For another, as Rosenberg makes clear in the podcast interview, he is not dismayed by the Senate’s status as odd-man-out: “I don’t mind the two-to-one.” Also, he explains why it doesn’t dismay him:
“Just because there is a two-to-one alignment didn’t mean that the Senate didn’t help set the agenda and didn’t help move the agenda and didn’t get major legislation done.”
The major measures that became law during this session only because the Senate led on them include the increase in the state’s version of the Earned Income Tax Credit, reform of the Public Records Law, pay equity legislation, and the transgender rights bill.
In its consideration of several of the major measures submitted by the governor – such as those on energy, opioids, and MBTA fares – the Senate made them more progressive than they would have been otherwise.

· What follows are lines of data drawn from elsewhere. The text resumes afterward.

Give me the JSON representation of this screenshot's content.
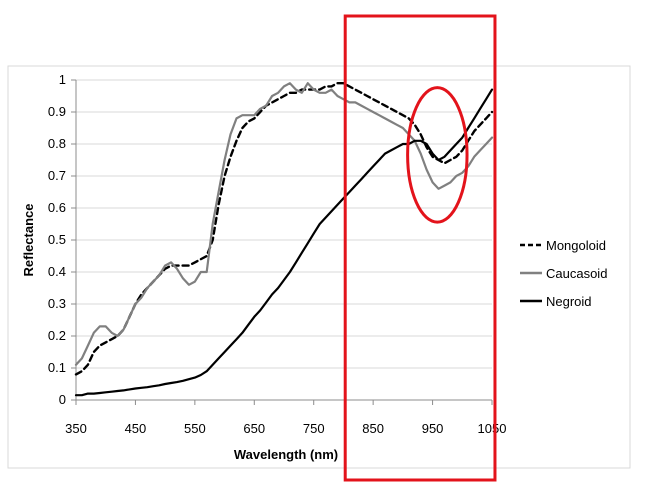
{
  "chart_data": {
    "type": "line",
    "xlabel": "Wavelength (nm)",
    "ylabel": "Reflectance",
    "xlim": [
      350,
      1050
    ],
    "ylim": [
      0,
      1
    ],
    "xticks": [
      350,
      450,
      550,
      650,
      750,
      850,
      950,
      1050
    ],
    "yticks": [
      0,
      0.1,
      0.2,
      0.3,
      0.4,
      0.5,
      0.6,
      0.7,
      0.8,
      0.9,
      1
    ],
    "grid": true,
    "legend_position": "right",
    "series": [
      {
        "name": "Mongoloid",
        "style": "dashed",
        "color": "#000000",
        "points": [
          [
            350,
            0.08
          ],
          [
            360,
            0.09
          ],
          [
            370,
            0.11
          ],
          [
            380,
            0.15
          ],
          [
            390,
            0.17
          ],
          [
            400,
            0.18
          ],
          [
            410,
            0.19
          ],
          [
            420,
            0.2
          ],
          [
            430,
            0.22
          ],
          [
            440,
            0.26
          ],
          [
            450,
            0.3
          ],
          [
            460,
            0.33
          ],
          [
            470,
            0.35
          ],
          [
            480,
            0.37
          ],
          [
            490,
            0.39
          ],
          [
            500,
            0.41
          ],
          [
            510,
            0.42
          ],
          [
            520,
            0.42
          ],
          [
            530,
            0.42
          ],
          [
            540,
            0.42
          ],
          [
            550,
            0.43
          ],
          [
            560,
            0.44
          ],
          [
            570,
            0.45
          ],
          [
            580,
            0.5
          ],
          [
            590,
            0.61
          ],
          [
            600,
            0.7
          ],
          [
            610,
            0.76
          ],
          [
            620,
            0.81
          ],
          [
            630,
            0.85
          ],
          [
            640,
            0.87
          ],
          [
            650,
            0.88
          ],
          [
            660,
            0.9
          ],
          [
            670,
            0.92
          ],
          [
            680,
            0.93
          ],
          [
            690,
            0.94
          ],
          [
            700,
            0.95
          ],
          [
            710,
            0.96
          ],
          [
            720,
            0.96
          ],
          [
            730,
            0.97
          ],
          [
            740,
            0.97
          ],
          [
            750,
            0.97
          ],
          [
            760,
            0.97
          ],
          [
            770,
            0.98
          ],
          [
            780,
            0.98
          ],
          [
            790,
            0.99
          ],
          [
            800,
            0.99
          ],
          [
            810,
            0.98
          ],
          [
            820,
            0.97
          ],
          [
            830,
            0.96
          ],
          [
            840,
            0.95
          ],
          [
            850,
            0.94
          ],
          [
            860,
            0.93
          ],
          [
            870,
            0.92
          ],
          [
            880,
            0.91
          ],
          [
            890,
            0.9
          ],
          [
            900,
            0.89
          ],
          [
            910,
            0.88
          ],
          [
            920,
            0.86
          ],
          [
            930,
            0.83
          ],
          [
            940,
            0.79
          ],
          [
            950,
            0.76
          ],
          [
            960,
            0.75
          ],
          [
            970,
            0.74
          ],
          [
            980,
            0.75
          ],
          [
            990,
            0.76
          ],
          [
            1000,
            0.78
          ],
          [
            1010,
            0.81
          ],
          [
            1020,
            0.84
          ],
          [
            1030,
            0.86
          ],
          [
            1040,
            0.88
          ],
          [
            1050,
            0.9
          ]
        ]
      },
      {
        "name": "Caucasoid",
        "style": "solid",
        "color": "#808080",
        "points": [
          [
            350,
            0.11
          ],
          [
            360,
            0.13
          ],
          [
            370,
            0.17
          ],
          [
            380,
            0.21
          ],
          [
            390,
            0.23
          ],
          [
            400,
            0.23
          ],
          [
            410,
            0.21
          ],
          [
            420,
            0.2
          ],
          [
            430,
            0.22
          ],
          [
            440,
            0.26
          ],
          [
            450,
            0.3
          ],
          [
            460,
            0.32
          ],
          [
            470,
            0.35
          ],
          [
            480,
            0.37
          ],
          [
            490,
            0.39
          ],
          [
            500,
            0.42
          ],
          [
            510,
            0.43
          ],
          [
            520,
            0.41
          ],
          [
            530,
            0.38
          ],
          [
            540,
            0.36
          ],
          [
            550,
            0.37
          ],
          [
            560,
            0.4
          ],
          [
            570,
            0.4
          ],
          [
            580,
            0.55
          ],
          [
            590,
            0.65
          ],
          [
            600,
            0.75
          ],
          [
            610,
            0.83
          ],
          [
            620,
            0.88
          ],
          [
            630,
            0.89
          ],
          [
            640,
            0.89
          ],
          [
            650,
            0.89
          ],
          [
            660,
            0.91
          ],
          [
            670,
            0.92
          ],
          [
            680,
            0.95
          ],
          [
            690,
            0.96
          ],
          [
            700,
            0.98
          ],
          [
            710,
            0.99
          ],
          [
            720,
            0.97
          ],
          [
            730,
            0.96
          ],
          [
            740,
            0.99
          ],
          [
            750,
            0.97
          ],
          [
            760,
            0.96
          ],
          [
            770,
            0.96
          ],
          [
            780,
            0.97
          ],
          [
            790,
            0.95
          ],
          [
            800,
            0.94
          ],
          [
            810,
            0.93
          ],
          [
            820,
            0.93
          ],
          [
            830,
            0.92
          ],
          [
            840,
            0.91
          ],
          [
            850,
            0.9
          ],
          [
            860,
            0.89
          ],
          [
            870,
            0.88
          ],
          [
            880,
            0.87
          ],
          [
            890,
            0.86
          ],
          [
            900,
            0.85
          ],
          [
            910,
            0.83
          ],
          [
            920,
            0.81
          ],
          [
            930,
            0.77
          ],
          [
            940,
            0.72
          ],
          [
            950,
            0.68
          ],
          [
            960,
            0.66
          ],
          [
            970,
            0.67
          ],
          [
            980,
            0.68
          ],
          [
            990,
            0.7
          ],
          [
            1000,
            0.71
          ],
          [
            1010,
            0.73
          ],
          [
            1020,
            0.76
          ],
          [
            1030,
            0.78
          ],
          [
            1040,
            0.8
          ],
          [
            1050,
            0.82
          ]
        ]
      },
      {
        "name": "Negroid",
        "style": "solid",
        "color": "#000000",
        "points": [
          [
            350,
            0.015
          ],
          [
            360,
            0.015
          ],
          [
            370,
            0.02
          ],
          [
            380,
            0.02
          ],
          [
            390,
            0.022
          ],
          [
            400,
            0.024
          ],
          [
            410,
            0.026
          ],
          [
            420,
            0.028
          ],
          [
            430,
            0.03
          ],
          [
            440,
            0.033
          ],
          [
            450,
            0.036
          ],
          [
            460,
            0.038
          ],
          [
            470,
            0.04
          ],
          [
            480,
            0.043
          ],
          [
            490,
            0.046
          ],
          [
            500,
            0.05
          ],
          [
            510,
            0.053
          ],
          [
            520,
            0.056
          ],
          [
            530,
            0.06
          ],
          [
            540,
            0.065
          ],
          [
            550,
            0.07
          ],
          [
            560,
            0.078
          ],
          [
            570,
            0.09
          ],
          [
            580,
            0.11
          ],
          [
            590,
            0.13
          ],
          [
            600,
            0.15
          ],
          [
            610,
            0.17
          ],
          [
            620,
            0.19
          ],
          [
            630,
            0.21
          ],
          [
            640,
            0.235
          ],
          [
            650,
            0.26
          ],
          [
            660,
            0.28
          ],
          [
            670,
            0.305
          ],
          [
            680,
            0.33
          ],
          [
            690,
            0.35
          ],
          [
            700,
            0.375
          ],
          [
            710,
            0.4
          ],
          [
            720,
            0.43
          ],
          [
            730,
            0.46
          ],
          [
            740,
            0.49
          ],
          [
            750,
            0.52
          ],
          [
            760,
            0.55
          ],
          [
            770,
            0.57
          ],
          [
            780,
            0.59
          ],
          [
            790,
            0.61
          ],
          [
            800,
            0.63
          ],
          [
            810,
            0.65
          ],
          [
            820,
            0.67
          ],
          [
            830,
            0.69
          ],
          [
            840,
            0.71
          ],
          [
            850,
            0.73
          ],
          [
            860,
            0.75
          ],
          [
            870,
            0.77
          ],
          [
            880,
            0.78
          ],
          [
            890,
            0.79
          ],
          [
            900,
            0.8
          ],
          [
            910,
            0.8
          ],
          [
            920,
            0.81
          ],
          [
            930,
            0.81
          ],
          [
            940,
            0.8
          ],
          [
            950,
            0.77
          ],
          [
            960,
            0.75
          ],
          [
            970,
            0.76
          ],
          [
            980,
            0.78
          ],
          [
            990,
            0.8
          ],
          [
            1000,
            0.82
          ],
          [
            1010,
            0.85
          ],
          [
            1020,
            0.88
          ],
          [
            1030,
            0.91
          ],
          [
            1040,
            0.94
          ],
          [
            1050,
            0.97
          ]
        ]
      }
    ],
    "annotations": [
      {
        "type": "rectangle",
        "color": "#e3131b",
        "x_range": [
          803,
          1055
        ],
        "y_range": [
          -0.25,
          1.2
        ]
      },
      {
        "type": "ellipse",
        "color": "#e3131b",
        "center": [
          958,
          0.766
        ],
        "radii_data": [
          50,
          0.21
        ]
      }
    ]
  }
}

Levy might wonder how the Senate can be odd-man-out but still make such an impact. There are a number of reasons, but one of them deserves to be identified here. The Senate makes an impact because the level and intensity of public support for some of what it has been willing to propose has been sufficiently strong.
Massachusetts is the home of at least two political universes: a national universe and a state universe. They overlap, but are nevertheless distinct. The national universe – our choices for federal offices – has become consistently and famously blue. The state political universe is currently purple.
Like the governor and the House, the Senate lives in the purple universe. More than the governor and the House, however, the Senate has lately been proposing policies that attract support not only in the purple universe but also from the blue universe.
This is because the proposals sync up with the national agenda of the Democratic Party. This isn’t true of all of the Senate’s proposals, of course, but it’s true of some of them. The blue support that these proposals can attract can give them an impetus that they otherwise might not enjoy and thus help to ensure their passage into law.
Ralph Whitehead recently retired as a professor of journalism at the University of Massachusetts Amherst. He is an adviser to Senate President Rosenberg.